What You Need to Define Before You Start Coding (And What You Don't)
Tired of Having a Pile of Abandoned Projects? Getting Lost in Unnecessary Details?

Starting a new project is exciting, but if you jump into coding without the right foundation, you can quickly get stuck, rewrite code endlessly, or abandon the project altogether.
Conversely, over-planning can lead to analysis paralysis, where nothing gets built.
This article breaks down what you actually need to define before you start coding and what you can figure out later. The goal is to help you move fast while avoiding major roadblocks.
“The secret of getting ahead is getting started. The secret of getting started is breaking your complex overwhelming tasks into small manageable tasks, and then starting on the first one.” — Mark Twain
What You Absolutely Need to Define Before Coding
1. The Problem You’re Solving
Before touching a single line of code, you need crystal clarity on why you’re building this project. Ask yourself:
- What specific problem does this solve?
- Who will use it, and what is their main pain point?
- Is this problem actually worth solving? (Validate before coding!)
Example: “A doctor spends too much time manually transcribing patient notes. My app will automate this with AI-powered transcription.”
2. Jobs to Be Done (Core Use Cases)
Define what the user will actually do in your app. You don’t need a detailed spec yet, but you must know the core workflows. Ask yourself:
- What will users use the app for, step by step?
- What actions must they take to get value from it?
Example: A doctor needs to:
Upload an audio recording of a patient visit.
Get an AI-generated transcript.
Edit and save the final version.
3. Page Structure (Basic Wireframes)
You don’t need a full UI design yet, but you must outline:
- What pages will your app have?
- What each page’s purpose is.
- What actions are possible on each page?
Example:
- Dashboard Page (Shows recent transcriptions)
- Upload Page (User uploads audio files)
- Settings Page (Billing, integrations)
Creating simple wireframes (even hand-drawn) prevents you from coding blindly.
4. User Interactions & UX Decisions
Thinking through how users interact with your app will save you from massive refactors later. Ask:
- What actions can users take? (Upload files, delete records, filter data?)
- Do you need confirmation dialogues for destructive actions?
- How will errors be handled?
Example: If a doctor deletes a transcript by mistake, is there an undo option?
5. Technical Feasibility Check
Before coding, verify that your idea is actually buildable with available tech.
- Are APIs or AI models available for key functionality?
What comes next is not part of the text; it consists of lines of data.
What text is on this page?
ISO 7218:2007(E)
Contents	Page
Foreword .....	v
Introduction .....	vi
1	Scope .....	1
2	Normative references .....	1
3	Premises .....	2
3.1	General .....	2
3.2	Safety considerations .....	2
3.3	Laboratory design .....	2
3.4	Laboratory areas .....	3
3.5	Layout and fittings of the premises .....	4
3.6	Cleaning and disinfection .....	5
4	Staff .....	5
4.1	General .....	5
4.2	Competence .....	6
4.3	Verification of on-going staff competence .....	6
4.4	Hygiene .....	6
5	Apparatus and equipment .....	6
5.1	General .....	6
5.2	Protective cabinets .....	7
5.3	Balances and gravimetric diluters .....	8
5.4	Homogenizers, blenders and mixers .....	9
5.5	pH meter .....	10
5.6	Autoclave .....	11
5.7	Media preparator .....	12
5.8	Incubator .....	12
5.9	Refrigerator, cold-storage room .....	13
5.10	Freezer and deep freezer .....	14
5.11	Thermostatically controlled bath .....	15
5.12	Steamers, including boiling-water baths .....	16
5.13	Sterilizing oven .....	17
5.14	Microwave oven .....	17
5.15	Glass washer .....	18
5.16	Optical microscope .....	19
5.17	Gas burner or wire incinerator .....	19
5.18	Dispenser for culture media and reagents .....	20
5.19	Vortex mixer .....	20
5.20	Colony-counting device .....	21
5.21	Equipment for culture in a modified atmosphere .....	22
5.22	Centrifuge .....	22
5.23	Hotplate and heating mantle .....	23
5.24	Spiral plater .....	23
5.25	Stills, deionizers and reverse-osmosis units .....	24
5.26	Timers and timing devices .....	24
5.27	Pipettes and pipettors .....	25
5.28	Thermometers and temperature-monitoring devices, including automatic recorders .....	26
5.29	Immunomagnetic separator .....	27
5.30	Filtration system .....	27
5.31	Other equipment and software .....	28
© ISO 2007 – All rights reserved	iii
- Can your chosen database efficiently handle expected data structures?
- Any scalability concerns?
Example: If your app relies on AI, test an API like OpenAI’s Whisper before committing to the whole project.
What You Don’t Need Before Coding
- Colour scheme
- Font choice
- Copy
- Tech stack details (auth, framework, database choice, etc.)
- Full-fledged design
- Media assets
- Go-to-market plan
- Pricing strategy
- Detailed target audience segmentation
- Multi-lingual support
How to Execute Without Getting Stuck
1. Timebox Your Decisions
If you get stuck deciding on UI, structure, or tech, set a timer for 10 minutes and make a decision.
2. Force Small Wins
If you struggle with long projects, break them into tiny deliverables you can finish in one sitting. Each win builds momentum
3. Don’t Start Unless You Can Finish
If you start coding a new project, push until it’s at least usable before switching to something else.
Final Thoughts
If you’ve ever started a project and abandoned it halfway, chances are you didn’t define the right things before coding.
The key is to plan just enough so you don’t get lost but not so much that you never start.
Focus on defining the problem, core use cases, page structure, UX, and technical feasibility. Leave everything else for later.